Irrational decisions
I like to think I’m a rational being. I take decisions based on facts rather than emotions and try to work out solutions using my head rather than my heart. But for some reason all that goes out the window when it comes to bikes, boats and cars.
I decided to buy a new motorbike the other day, not to get my knee down (I’m too old for all that) but to get to work. I booked test rides on a number of thoroughly sensible BMWs and Hondas that were cheap to insure, comfortable to ride around town
and blessed with silky smooth engines. Then I made the mistake of wandering into an Aprilia showroom and was cajoled into taking a test ride on something called a 750 Shiver. It has the turning circle of a bus, the luggage capacity of a bumble bee and a vee twin engine that pops and crackles like a blaze at a fireworks factory. It’s totally unsuitable but I now spend every waking hour trying to justify paying triple the insurance premium on the Aprilia simply because I love it.
I mention this only because I suspect a lot of people buy boats for much the same reason. They start off full of good intentions
about the features and functions they need but end up falling head over heels for a boat that, for some reason, just does it for them. The Sealine F46 is destined to be one of those boats, not because it suffers from any of the Aprilia’s issues (it’s actually very functional), but because it stirs the emotions like no other flybridge I can recall.
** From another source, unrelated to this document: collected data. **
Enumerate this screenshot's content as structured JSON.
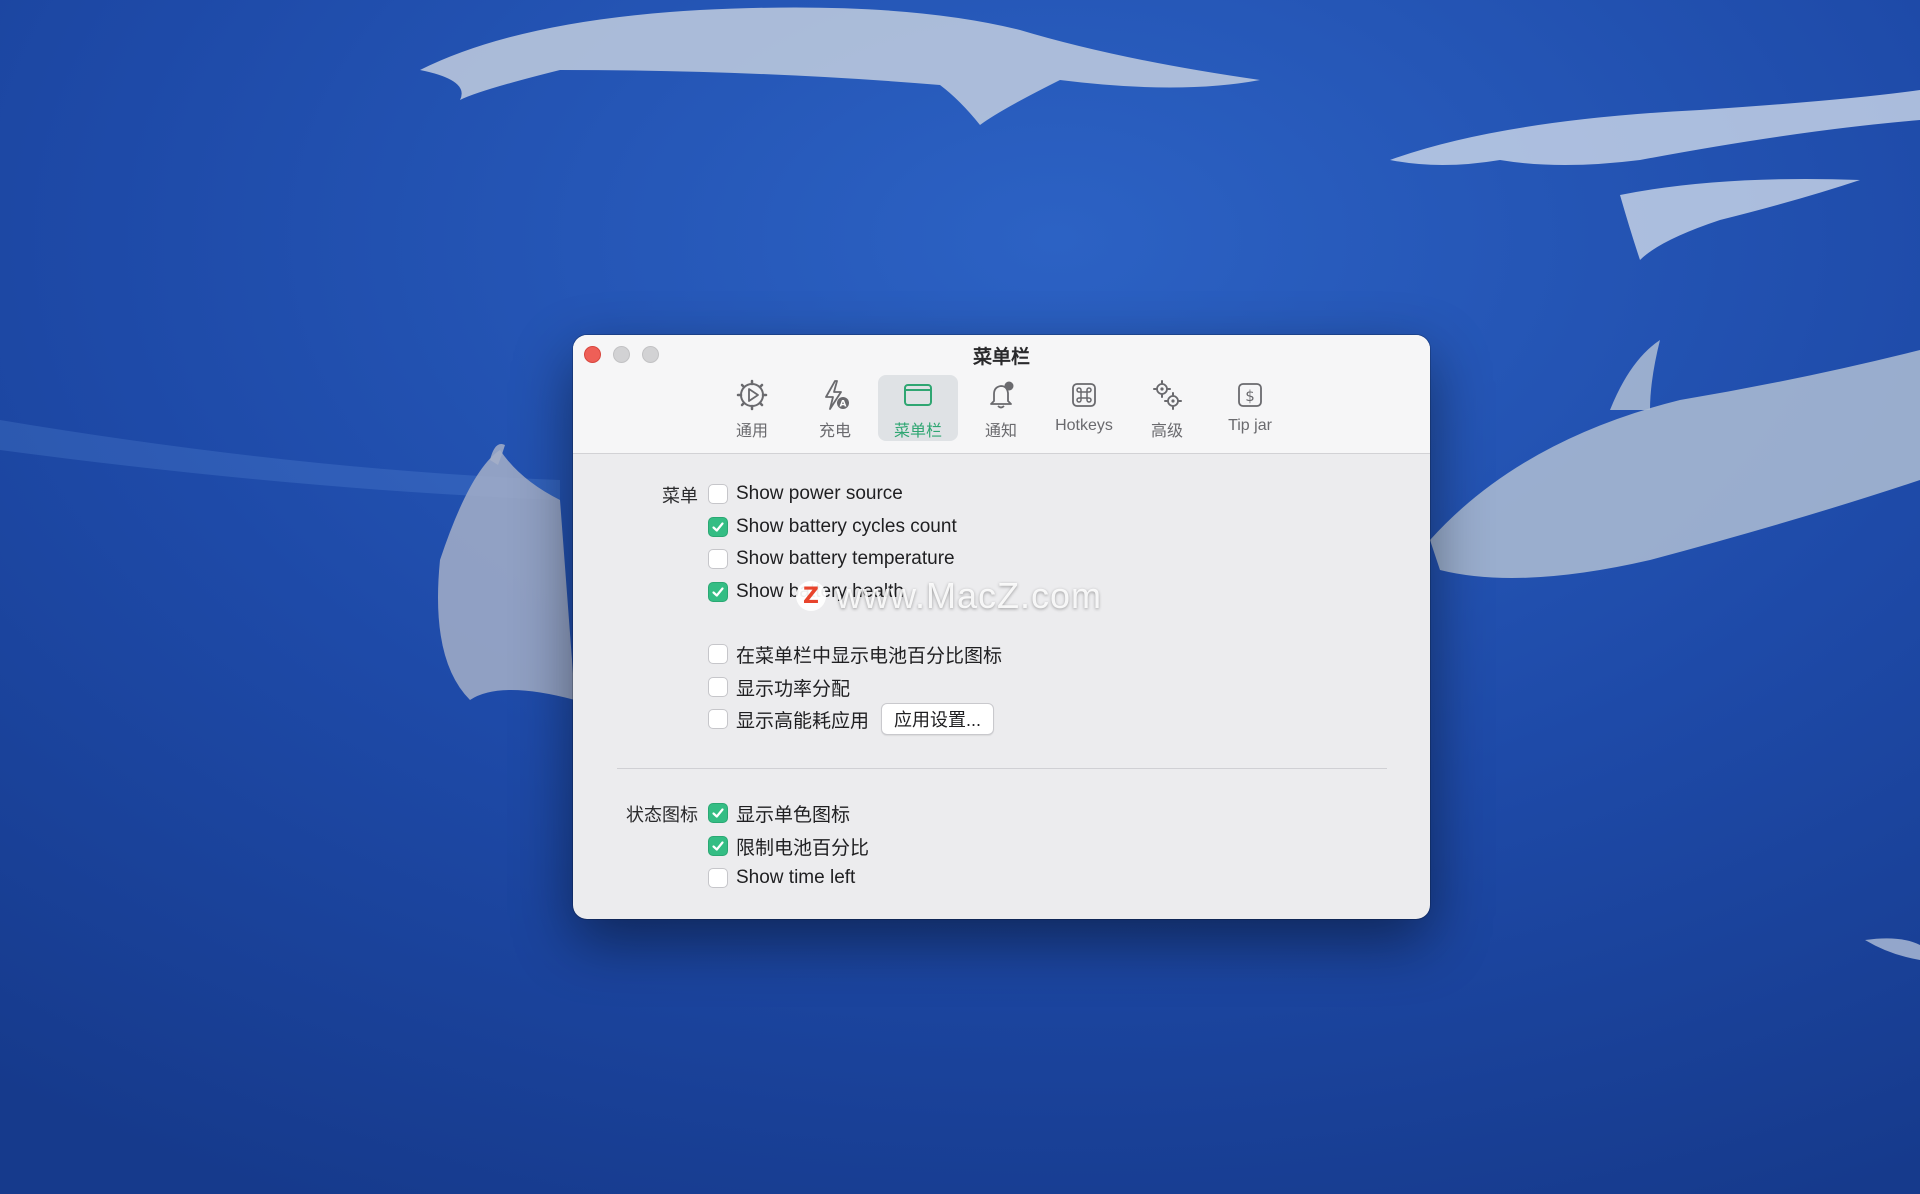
{
  "window": {
    "title": "菜单栏"
  },
  "toolbar": {
    "tabs": [
      {
        "id": "general",
        "label": "通用",
        "icon": "gear-play-icon",
        "active": false
      },
      {
        "id": "charging",
        "label": "充电",
        "icon": "bolt-auto-icon",
        "active": false
      },
      {
        "id": "menubar",
        "label": "菜单栏",
        "icon": "menubar-window-icon",
        "active": true
      },
      {
        "id": "notifications",
        "label": "通知",
        "icon": "bell-badge-icon",
        "active": false
      },
      {
        "id": "hotkeys",
        "label": "Hotkeys",
        "icon": "command-key-icon",
        "active": false
      },
      {
        "id": "advanced",
        "label": "高级",
        "icon": "gears-icon",
        "active": false
      },
      {
        "id": "tipjar",
        "label": "Tip jar",
        "icon": "dollar-icon",
        "active": false
      }
    ]
  },
  "menu_section": {
    "label": "菜单",
    "options": [
      {
        "label": "Show power source",
        "checked": false
      },
      {
        "label": "Show battery cycles count",
        "checked": true
      },
      {
        "label": "Show battery temperature",
        "checked": false
      },
      {
        "label": "Show battery health",
        "checked": true
      },
      {
        "label": "在菜单栏中显示电池百分比图标",
        "checked": false
      },
      {
        "label": "显示功率分配",
        "checked": false
      },
      {
        "label": "显示高能耗应用",
        "checked": false
      }
    ],
    "app_settings_button": "应用设置..."
  },
  "status_icon_section": {
    "label": "状态图标",
    "options": [
      {
        "label": "显示单色图标",
        "checked": true
      },
      {
        "label": "限制电池百分比",
        "checked": true
      },
      {
        "label": "Show time left",
        "checked": false
      }
    ]
  },
  "watermark": {
    "badge": "Z",
    "text": "www.MacZ.com"
  },
  "colors": {
    "accent": "#34bd84",
    "active_tab_text": "#2fa672",
    "close": "#ee5f57",
    "wallpaper": "#1e49a6"
  }
}
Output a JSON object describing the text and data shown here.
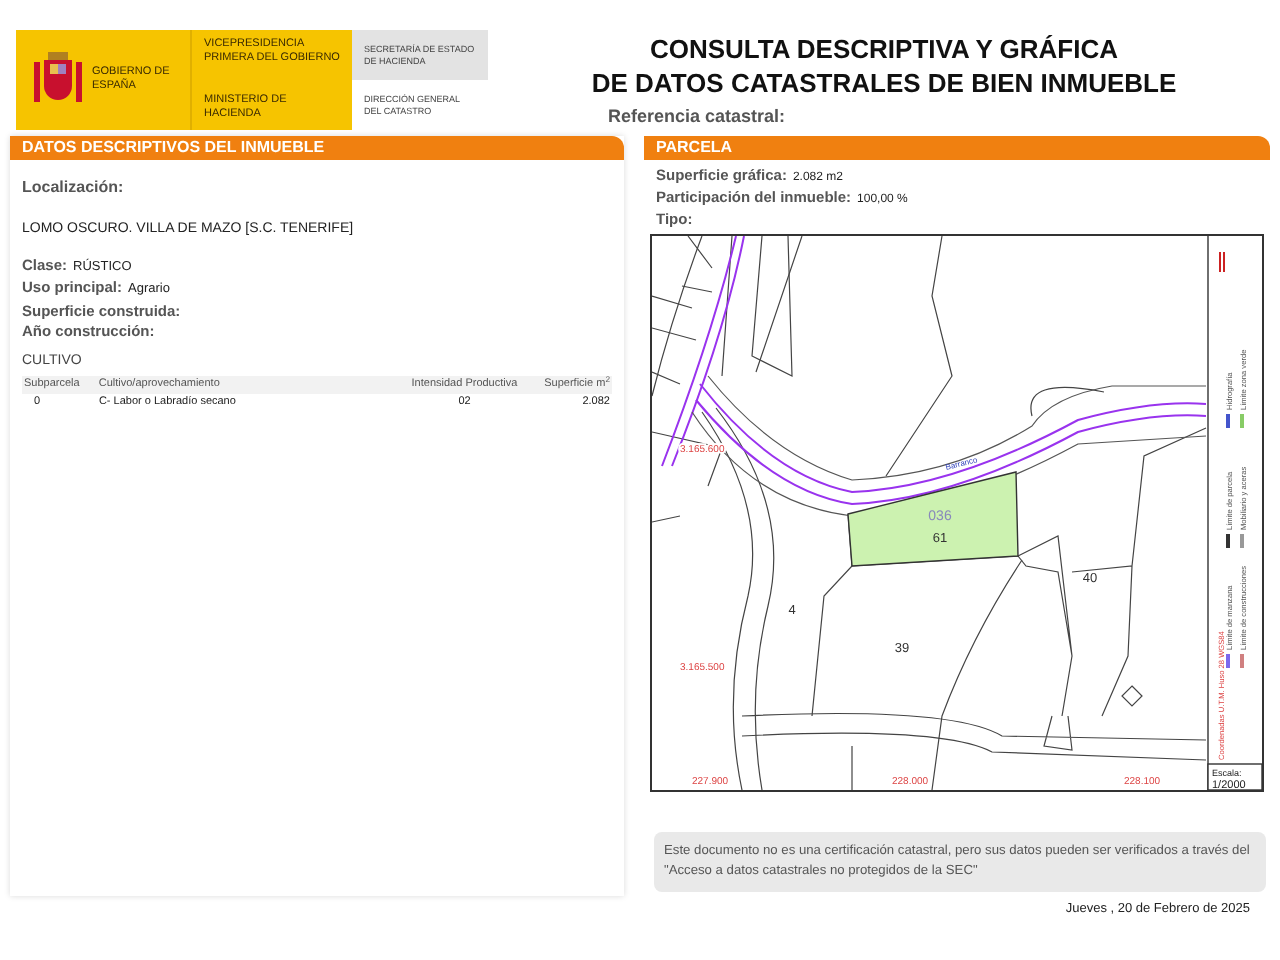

You can read David Marsh’s admirably objective boat report of the F46 on p52 to find out the many perfectly rational reasons why you may want to buy it and the few equally rational reasons you may want to think twice, but something tells me that when you
walk on board the boat at the Southampton Boat Show (and you must go aboard it to appreciate it) all his good advice will be forgotten. You’ll either want it so badly you’ll write the cheque there and then or run for the hills wondering what on earth Sealine were thinking.
It’s a brave move. The styling alone has set the MBY forum alight and divided opinion with the surety of a meat cleaver, but as Oscar Wilde once said: “There’s only one thing in the world worse than being talked about, and that’s not being talked about.”